Crude Oil production cut exemption for Nigeria and Libya remains says Opec
The Secretary General of OPEC, Mohammed Barkindo, believes it is too early to discuss ending the exemption from the oil production cut deal that Libya and Nigeria have been benefiting from, boosting their crude oil output in the last few months.
Speaking at the St. Petersburg International Economic Forum, writes IRINA SLAV of Oilprice, Barkindo said that both Nigeria and Libya still have problems to deal with, so an output cap for either is not yet on the table. He added, however, that the extension agreed by OPEC and 11 other producers will help continue moving in the right direction with the market’s return to balance imminent.

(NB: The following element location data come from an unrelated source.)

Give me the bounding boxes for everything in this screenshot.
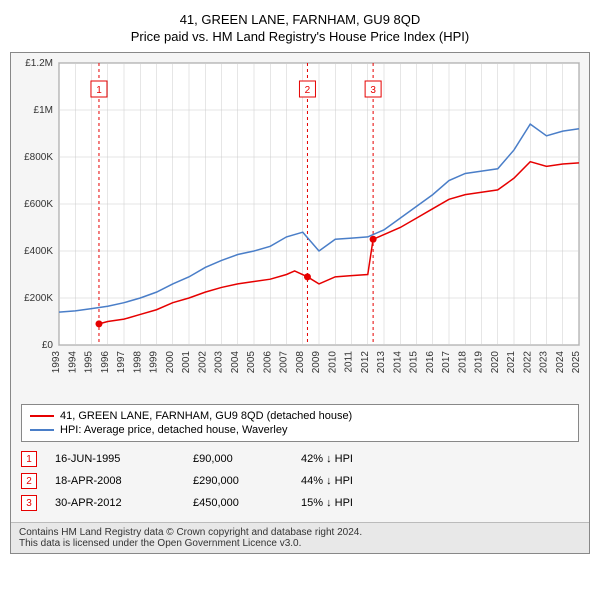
svg-text:2005: 2005 [246,351,257,374]
svg-text:£1.2M: £1.2M [25,58,53,69]
svg-text:2003: 2003 [214,351,225,374]
svg-text:2025: 2025 [571,351,582,374]
sale-marker: 2 [21,473,37,489]
legend-swatch [30,429,54,431]
sale-price: £450,000 [193,497,283,509]
svg-text:1999: 1999 [149,351,160,374]
svg-text:£800K: £800K [24,152,53,163]
svg-text:1995: 1995 [84,351,95,374]
svg-text:2020: 2020 [490,351,501,374]
svg-text:2023: 2023 [539,351,550,374]
sale-diff: 15% ↓ HPI [301,497,353,509]
svg-text:2022: 2022 [522,351,533,374]
svg-text:2017: 2017 [441,351,452,374]
svg-text:2024: 2024 [555,351,566,374]
svg-text:2012: 2012 [360,351,371,374]
svg-text:2002: 2002 [197,351,208,374]
svg-text:2021: 2021 [506,351,517,374]
sale-row: 2 18-APR-2008 £290,000 44% ↓ HPI [21,470,579,492]
svg-text:2000: 2000 [165,351,176,374]
title-line-1: 41, GREEN LANE, FARNHAM, GU9 8QD [10,12,590,27]
svg-text:£200K: £200K [24,293,53,304]
sales-table: 1 16-JUN-1995 £90,000 42% ↓ HPI 2 18-APR-2008… [21,448,579,514]
sale-date: 16-JUN-1995 [55,453,175,465]
legend-swatch [30,415,54,417]
svg-text:£400K: £400K [24,246,53,257]
legend-label: HPI: Average price, detached house, Wave… [60,424,287,436]
svg-text:£600K: £600K [24,199,53,210]
legend: 41, GREEN LANE, FARNHAM, GU9 8QD (detach… [21,404,579,442]
svg-text:2009: 2009 [311,351,322,374]
sale-marker: 3 [21,495,37,511]
svg-text:2004: 2004 [230,351,241,374]
svg-text:1996: 1996 [100,351,111,374]
svg-text:3: 3 [370,85,376,96]
svg-text:2006: 2006 [262,351,273,374]
sale-row: 3 30-APR-2012 £450,000 15% ↓ HPI [21,492,579,514]
svg-text:2016: 2016 [425,351,436,374]
svg-text:1997: 1997 [116,351,127,374]
footer-attribution: Contains HM Land Registry data © Crown c… [11,522,589,553]
svg-text:2014: 2014 [392,351,403,374]
price-chart: £0 £200K £400K £600K £800K £1M £1.2M 1993 1994 19… [11,53,589,393]
legend-label: 41, GREEN LANE, FARNHAM, GU9 8QD (detach… [60,410,352,422]
svg-text:1998: 1998 [132,351,143,374]
svg-text:2019: 2019 [474,351,485,374]
sale-diff: 42% ↓ HPI [301,453,353,465]
chart-container: £0 £200K £400K £600K £800K £1M £1.2M 1993 1994 19… [10,52,590,554]
svg-text:2007: 2007 [279,351,290,374]
svg-text:£0: £0 [42,340,54,351]
sale-price: £290,000 [193,475,283,487]
sale-date: 18-APR-2008 [55,475,175,487]
sale-price: £90,000 [193,453,283,465]
svg-text:2010: 2010 [327,351,338,374]
svg-text:2018: 2018 [457,351,468,374]
svg-text:2011: 2011 [344,351,355,373]
sale-row: 1 16-JUN-1995 £90,000 42% ↓ HPI [21,448,579,470]
sale-date: 30-APR-2012 [55,497,175,509]
footer-line-1: Contains HM Land Registry data © Crown c… [19,527,581,538]
svg-text:2013: 2013 [376,351,387,374]
legend-item: 41, GREEN LANE, FARNHAM, GU9 8QD (detach… [30,409,570,423]
legend-item: HPI: Average price, detached house, Wave… [30,423,570,437]
svg-text:2: 2 [305,85,311,96]
sale-marker: 1 [21,451,37,467]
svg-text:£1M: £1M [34,105,53,116]
svg-text:1994: 1994 [67,351,78,374]
sale-diff: 44% ↓ HPI [301,475,353,487]
footer-line-2: This data is licensed under the Open Gov… [19,538,581,549]
title-line-2: Price paid vs. HM Land Registry's House … [10,29,590,44]
svg-text:1: 1 [96,85,102,96]
svg-text:1993: 1993 [51,351,62,374]
svg-text:2015: 2015 [409,351,420,374]
svg-text:2008: 2008 [295,351,306,374]
svg-text:2001: 2001 [181,351,192,374]
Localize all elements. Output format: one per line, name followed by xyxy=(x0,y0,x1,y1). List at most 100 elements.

Most observers, as well as traders, don’t seem to share the optimism. In May, OPEC’s overall output rose for the first time since the start of 2017 thanks to none other than Libya, which boosted output after its largest oil field, Sharara, started pumping again after a series of disruptions. The country’s daily average spiked to 827,000 bpd last month, the highest in three years.
Nigeria is also bumping up its production rate and the daily average may hit 2.2 million barrels this month, according to the chief executive of a local oil company, Oando. The increase will come as the Forcados terminal—the target of several militant attacks— resumes operation. The first cargo for this year was loaded at Forcados in mid-May.
It’s no wonder, then, that international oil prices have remained subdued and even announcements like the 6.4-million-barrel draw in U.S. oil inventories that the EIA announced yesterday have failed to have any impact. What makes the situation even more concerning is that this was the eighth weekly inventory draw in a row and prices still fell, with Brent sliding closer to US$50 a barrel and WTI on the brink of falling below US$48.
Amid these developments, the need to remove the exemptions may become pressing before long. It’s another question how open Libya or Nigeria would be to such a move.